KRISTA HOLLAND: Yeah. I'm walking like I know where I'm going. I really don't.
LISA PHILIP, BYLINE: Krista Holland is the principal of Anderson Elementary School in Wilmington, where the storm made landfall. But today she's about 170 miles away in Chapel Hill. She's searching a storm shelter for any of her students who may be staying there. Then she recognizes a young man wearing ear buds.
HOLLAND: Oh, yes you - you remember me, Ms. Holland?
DELICHIA PRINGLE: Yes, I do remember you.
HOLLAND: From Gregory - oh, my gosh.
PHILIP: Turns out he's a former student.
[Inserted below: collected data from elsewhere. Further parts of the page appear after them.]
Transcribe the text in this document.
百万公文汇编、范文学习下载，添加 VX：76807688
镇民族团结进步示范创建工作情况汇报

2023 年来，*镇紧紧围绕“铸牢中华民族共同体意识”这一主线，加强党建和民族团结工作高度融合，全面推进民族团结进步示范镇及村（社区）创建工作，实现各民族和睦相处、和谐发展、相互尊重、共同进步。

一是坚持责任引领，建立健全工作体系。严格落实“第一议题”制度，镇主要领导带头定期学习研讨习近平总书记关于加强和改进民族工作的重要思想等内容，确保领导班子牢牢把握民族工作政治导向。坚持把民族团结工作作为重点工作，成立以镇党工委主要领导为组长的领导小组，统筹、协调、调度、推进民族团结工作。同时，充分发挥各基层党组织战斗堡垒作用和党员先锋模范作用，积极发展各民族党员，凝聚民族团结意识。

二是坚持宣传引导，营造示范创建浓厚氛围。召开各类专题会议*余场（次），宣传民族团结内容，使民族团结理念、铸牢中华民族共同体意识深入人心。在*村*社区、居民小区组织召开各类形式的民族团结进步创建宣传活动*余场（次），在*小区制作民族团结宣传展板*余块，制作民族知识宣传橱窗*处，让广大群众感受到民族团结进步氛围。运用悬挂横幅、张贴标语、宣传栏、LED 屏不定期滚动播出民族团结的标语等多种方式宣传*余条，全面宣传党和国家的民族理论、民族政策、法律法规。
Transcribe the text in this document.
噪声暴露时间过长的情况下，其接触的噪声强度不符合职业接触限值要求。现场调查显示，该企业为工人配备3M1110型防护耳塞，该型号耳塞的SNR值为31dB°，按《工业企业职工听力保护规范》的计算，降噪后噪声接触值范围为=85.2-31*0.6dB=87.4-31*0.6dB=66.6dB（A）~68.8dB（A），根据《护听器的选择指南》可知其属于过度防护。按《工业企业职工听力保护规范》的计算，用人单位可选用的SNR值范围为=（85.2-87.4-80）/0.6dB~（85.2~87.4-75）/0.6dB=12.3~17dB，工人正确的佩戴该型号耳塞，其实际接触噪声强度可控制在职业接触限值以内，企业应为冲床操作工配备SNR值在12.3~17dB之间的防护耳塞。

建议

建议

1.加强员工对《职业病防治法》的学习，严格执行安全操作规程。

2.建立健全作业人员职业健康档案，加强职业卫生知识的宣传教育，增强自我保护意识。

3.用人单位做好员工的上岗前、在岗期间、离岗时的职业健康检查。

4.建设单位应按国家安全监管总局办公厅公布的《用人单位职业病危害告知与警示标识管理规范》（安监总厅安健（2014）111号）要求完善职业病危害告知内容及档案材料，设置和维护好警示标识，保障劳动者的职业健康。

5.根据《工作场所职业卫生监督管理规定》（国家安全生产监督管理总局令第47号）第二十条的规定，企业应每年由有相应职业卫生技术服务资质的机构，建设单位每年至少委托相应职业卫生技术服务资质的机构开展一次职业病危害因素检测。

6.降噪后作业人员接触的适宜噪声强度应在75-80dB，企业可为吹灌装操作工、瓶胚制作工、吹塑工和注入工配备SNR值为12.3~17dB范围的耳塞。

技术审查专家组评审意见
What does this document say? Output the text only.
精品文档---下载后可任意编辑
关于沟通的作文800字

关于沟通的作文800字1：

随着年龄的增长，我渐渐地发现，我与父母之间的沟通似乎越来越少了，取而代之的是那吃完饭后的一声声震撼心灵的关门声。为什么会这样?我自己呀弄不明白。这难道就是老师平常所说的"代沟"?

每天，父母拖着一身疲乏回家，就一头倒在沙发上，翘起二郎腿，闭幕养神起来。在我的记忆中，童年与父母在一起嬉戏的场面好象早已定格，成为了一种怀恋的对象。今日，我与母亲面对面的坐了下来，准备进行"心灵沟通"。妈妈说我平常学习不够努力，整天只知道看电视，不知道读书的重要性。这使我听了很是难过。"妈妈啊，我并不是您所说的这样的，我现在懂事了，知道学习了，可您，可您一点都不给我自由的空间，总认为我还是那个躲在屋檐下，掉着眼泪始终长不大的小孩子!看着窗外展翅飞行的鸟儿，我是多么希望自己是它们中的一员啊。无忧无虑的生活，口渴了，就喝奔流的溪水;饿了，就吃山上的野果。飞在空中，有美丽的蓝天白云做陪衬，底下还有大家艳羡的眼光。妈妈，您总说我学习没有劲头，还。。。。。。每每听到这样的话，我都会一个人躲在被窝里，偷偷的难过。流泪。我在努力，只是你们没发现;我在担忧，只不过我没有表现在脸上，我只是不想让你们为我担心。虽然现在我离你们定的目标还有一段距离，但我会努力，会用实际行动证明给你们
He doesn't remember, but his mom, Delichia Pringle, does.
PRINGLE: The principal, Ty (ph). He done got older. That's why.
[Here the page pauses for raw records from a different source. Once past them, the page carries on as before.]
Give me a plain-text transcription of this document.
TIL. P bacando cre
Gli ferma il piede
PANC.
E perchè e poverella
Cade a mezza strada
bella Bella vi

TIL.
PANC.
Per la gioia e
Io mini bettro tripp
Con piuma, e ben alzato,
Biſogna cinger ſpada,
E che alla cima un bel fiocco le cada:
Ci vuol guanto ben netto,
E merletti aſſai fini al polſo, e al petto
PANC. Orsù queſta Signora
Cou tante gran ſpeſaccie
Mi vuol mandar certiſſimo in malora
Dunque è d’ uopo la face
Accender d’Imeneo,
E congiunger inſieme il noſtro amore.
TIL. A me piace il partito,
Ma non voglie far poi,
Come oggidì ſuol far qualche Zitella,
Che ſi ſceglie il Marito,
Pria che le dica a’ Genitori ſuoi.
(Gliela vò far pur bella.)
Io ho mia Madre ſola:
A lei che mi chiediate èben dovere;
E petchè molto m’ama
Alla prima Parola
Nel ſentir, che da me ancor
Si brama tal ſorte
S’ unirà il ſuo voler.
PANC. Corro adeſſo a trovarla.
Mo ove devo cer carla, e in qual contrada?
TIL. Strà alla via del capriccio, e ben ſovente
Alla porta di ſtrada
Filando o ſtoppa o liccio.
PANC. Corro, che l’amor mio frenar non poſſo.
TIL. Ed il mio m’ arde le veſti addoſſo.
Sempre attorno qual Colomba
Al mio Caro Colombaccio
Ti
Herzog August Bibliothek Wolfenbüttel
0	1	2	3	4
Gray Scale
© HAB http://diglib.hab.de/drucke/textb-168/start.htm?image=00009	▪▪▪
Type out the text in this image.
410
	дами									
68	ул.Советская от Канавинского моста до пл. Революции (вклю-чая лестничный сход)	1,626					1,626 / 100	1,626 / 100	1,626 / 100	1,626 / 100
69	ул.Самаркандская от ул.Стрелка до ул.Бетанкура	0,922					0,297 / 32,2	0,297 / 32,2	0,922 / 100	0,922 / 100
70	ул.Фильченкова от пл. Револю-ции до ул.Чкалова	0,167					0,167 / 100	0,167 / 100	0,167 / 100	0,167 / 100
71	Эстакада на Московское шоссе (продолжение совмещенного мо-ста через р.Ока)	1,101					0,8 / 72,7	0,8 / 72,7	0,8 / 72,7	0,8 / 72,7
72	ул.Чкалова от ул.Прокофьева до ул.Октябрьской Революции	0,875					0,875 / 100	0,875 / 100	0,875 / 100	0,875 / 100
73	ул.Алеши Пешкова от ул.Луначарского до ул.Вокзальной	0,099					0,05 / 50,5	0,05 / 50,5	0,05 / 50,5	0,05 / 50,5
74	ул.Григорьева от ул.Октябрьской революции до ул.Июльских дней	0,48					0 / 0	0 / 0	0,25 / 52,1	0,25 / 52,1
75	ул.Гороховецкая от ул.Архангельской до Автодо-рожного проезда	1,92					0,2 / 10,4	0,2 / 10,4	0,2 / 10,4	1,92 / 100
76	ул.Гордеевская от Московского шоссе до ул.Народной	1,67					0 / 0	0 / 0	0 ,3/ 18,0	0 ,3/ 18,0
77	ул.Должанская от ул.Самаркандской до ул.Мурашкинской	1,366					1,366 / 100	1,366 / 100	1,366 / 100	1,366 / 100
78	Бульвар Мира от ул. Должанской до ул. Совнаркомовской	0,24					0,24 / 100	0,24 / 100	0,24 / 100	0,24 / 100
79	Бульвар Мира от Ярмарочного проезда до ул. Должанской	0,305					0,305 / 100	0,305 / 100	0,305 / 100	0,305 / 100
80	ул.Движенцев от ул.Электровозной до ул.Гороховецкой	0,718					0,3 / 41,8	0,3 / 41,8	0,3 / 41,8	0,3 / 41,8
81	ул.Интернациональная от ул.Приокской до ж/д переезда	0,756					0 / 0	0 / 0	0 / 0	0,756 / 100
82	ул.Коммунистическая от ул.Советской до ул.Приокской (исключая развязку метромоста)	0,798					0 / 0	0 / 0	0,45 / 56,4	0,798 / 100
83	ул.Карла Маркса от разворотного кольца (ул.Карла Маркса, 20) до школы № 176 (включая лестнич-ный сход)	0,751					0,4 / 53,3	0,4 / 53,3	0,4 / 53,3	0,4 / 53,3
HOLLAND: Yeah. What grade is he in now?
UNIDENTIFIED PERSON: Oh.
PRINGLE: He's about to be 14.
PHILIP: Holland is concerned about the uncertainty students like Ty are facing. She worries about that more than the physical damage to Anderson Elementary.
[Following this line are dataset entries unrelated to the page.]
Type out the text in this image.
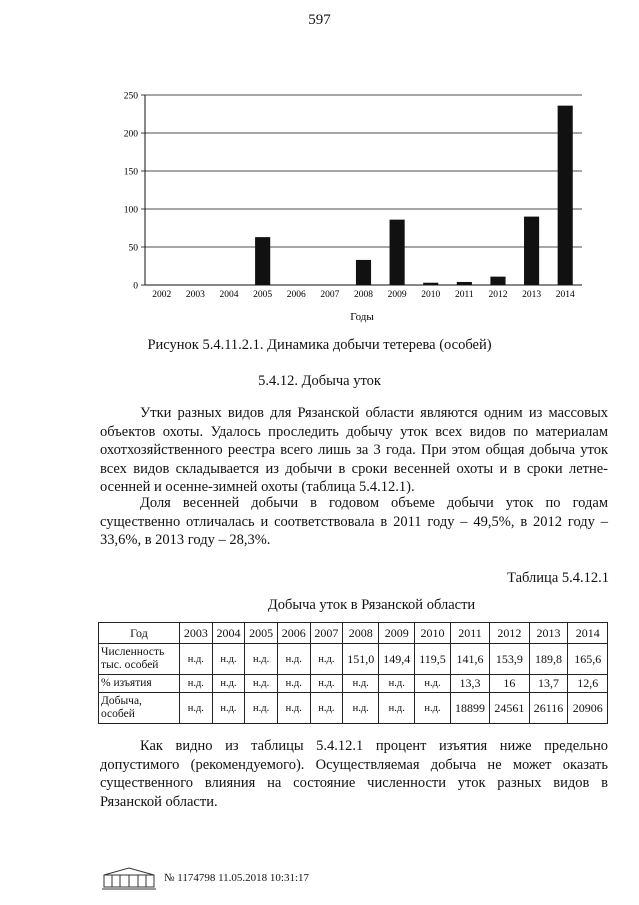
597
0
50
100
150
200
250
2002 2003 2004 2005 2006 2007 2008 2009 2010 2011 2012 2013 2014
Годы
Рисунок 5.4.11.2.1. Динамика добычи тетерева (особей)
5.4.12. Добыча уток

Утки разных видов для Рязанской области являются одним из массовых объектов охоты. Удалось проследить добычу уток всех видов по материалам охотхозяйственного реестра всего лишь за 3 года. При этом общая добыча уток всех видов складывается из добычи в сроки весенней охоты и в сроки летне-осенней и осенне-зимней охоты (таблица 5.4.12.1).

Доля весенней добычи в годовом объеме добычи уток по годам существенно отличалась и соответствовала в 2011 году – 49,5%, в 2012 году – 33,6%, в 2013 году – 28,3%.

Таблица 5.4.12.1
Добыча уток в Рязанской области
Год	2003	2004	2005	2006	2007	2008	2009	2010	2011	2012	2013	2014
Численность тыс. особей	н.д.	н.д.	н.д.	н.д.	н.д.	151,0	149,4	119,5	141,6	153,9	189,8	165,6
% изъятия	н.д.	н.д.	н.д.	н.д.	н.д.	н.д.	н.д.	н.д.	13,3	16	13,7	12,6
Добыча, особей	н.д.	н.д.	н.д.	н.д.	н.д.	н.д.	н.д.	н.д.	18899	24561	26116	20906

Как видно из таблицы 5.4.12.1 процент изъятия ниже предельно допустимого (рекомендуемого). Осуществляемая добыча не может оказать существенного влияния на состояние численности уток разных видов в Рязанской области.

№ 1174798 11.05.2018 10:31:17
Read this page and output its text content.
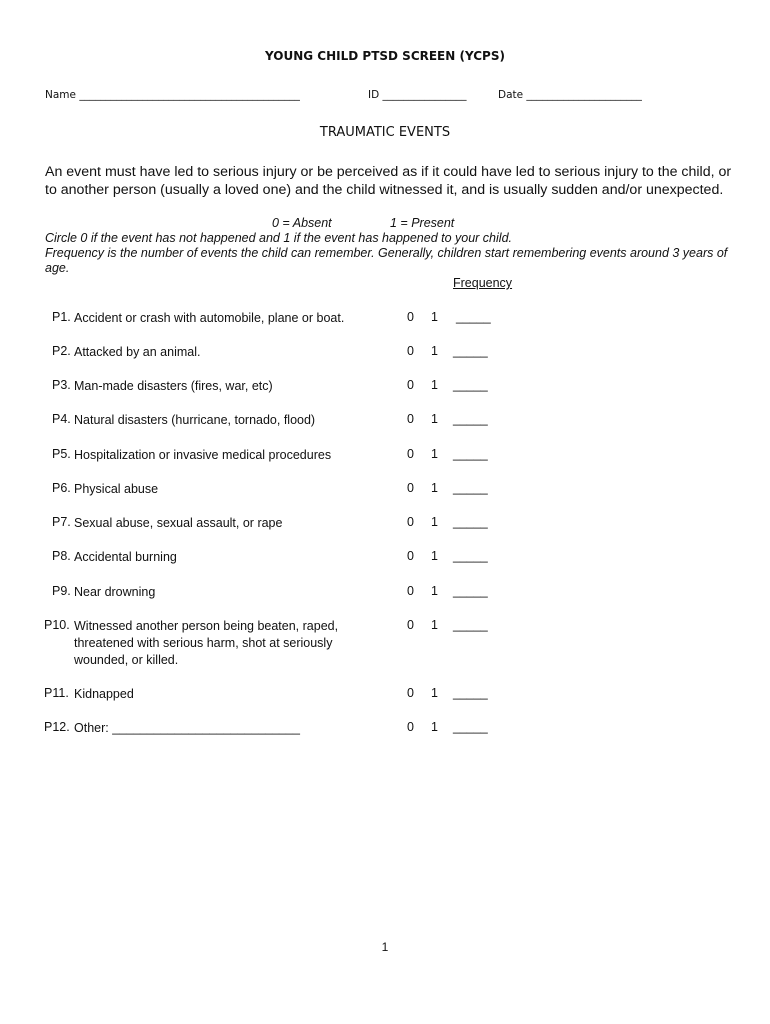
YOUNG CHILD PTSD SCREEN (YCPS)
Name __________________________________________	ID ________________	Date ______________________
TRAUMATIC EVENTS
An event must have led to serious injury or be perceived as if it could have led to serious injury to the child, or to another person (usually a loved one) and the child witnessed it, and is usually sudden and/or unexpected.
0 = Absent	1 = Present
Circle 0 if the event has not happened and 1 if the event has happened to your child.
Frequency is the number of events the child can remember. Generally, children start remembering events around 3 years of age.
Frequency
P1. Accident or crash with automobile, plane or boat.	0 1 _____
P2. Attacked by an animal.	0 1 _____
P3. Man-made disasters (fires, war, etc)	0 1 _____
P4. Natural disasters (hurricane, tornado, flood)	0 1 _____
P5. Hospitalization or invasive medical procedures	0 1 _____
P6. Physical abuse	0 1 _____
P7. Sexual abuse, sexual assault, or rape	0 1 _____
P8. Accidental burning	0 1 _____
P9. Near drowning	0 1 _____
P10. Witnessed another person being beaten, raped, threatened with serious harm, shot at seriously wounded, or killed.
0 1 _____
P11. Kidnapped	0 1 _____
P12. Other: ___________________________	0 1 _____
1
HOLLAND: The lack of a sense of normalcy for the kids. And I think that's where my heart aches the most.
PHILIP: As for herself, she evacuated and is staying with family in Raleigh. Folks who stayed behind have told her her home is mostly unscathed and her school has some water damage.
HOLLAND: Nothing that can't be cleaned up and repaired, and it probably will not take long.
PHILIP: Like their principal, many Anderson Elementary students and staff are facing a lot of unknowns. They've been away from home and school for more than a week, and their classes have been canceled at least through this week, too.
HOLLAND: Then the unknown of not knowing when you're going to get home and what may be waiting for you or not waiting for you.
PHILIP: Some parents were able to turn their evacuations into fun getaways. Others like Meghan Digby stayed in Wilmington and sent their kids out of town. Digby has been separated from her 6-year-old daughter for over a week now.
MEGHAN DIGBY: We obviously had no idea that we would be cut off from each other for so long. I'm trying to stay calm and wait for more roads to clear up so that she can come back. But there's a lot of rumors circling about how long it might take.
PHILIP: Digby took comfort in a phone recording that Principal Holland sent parents a few days ago. In it, she sent love to students and their families.
DIGBY: And I was actually working on a puzzle just trying to keep my mind busy. And when it came through, I put it on speakerphone. And it made me cry just hearing how much she cared.
PHILIP: At the Chapel Hill shelter, Holland is carrying bags of toys she bought for the kids there. She sets them down next to a stack of diapers.
HOLLAND: I brought bubbles, a couple of hula hoops. I could only find one jump-rope. I have footballs so if they get outside.
PHILIP: Holland says giving back is front and center at Anderson. A couple years ago, students and staff collected supplies for a North Carolina town that was flooded after Hurricane Matthew. Last year, it was a Hats for Houston fundraiser after Hurricane Harvey.
HOLLAND: And now we are going to be on the receiving end of help and support. And I think for our kids there will be valuable lessons to see that sometimes, you know, you give and you help other people.
PHILIP: And that sometimes, she says, it's OK to know that you're going to get help back. For NPR News, I'm Lisa Philip in Durham, N.C.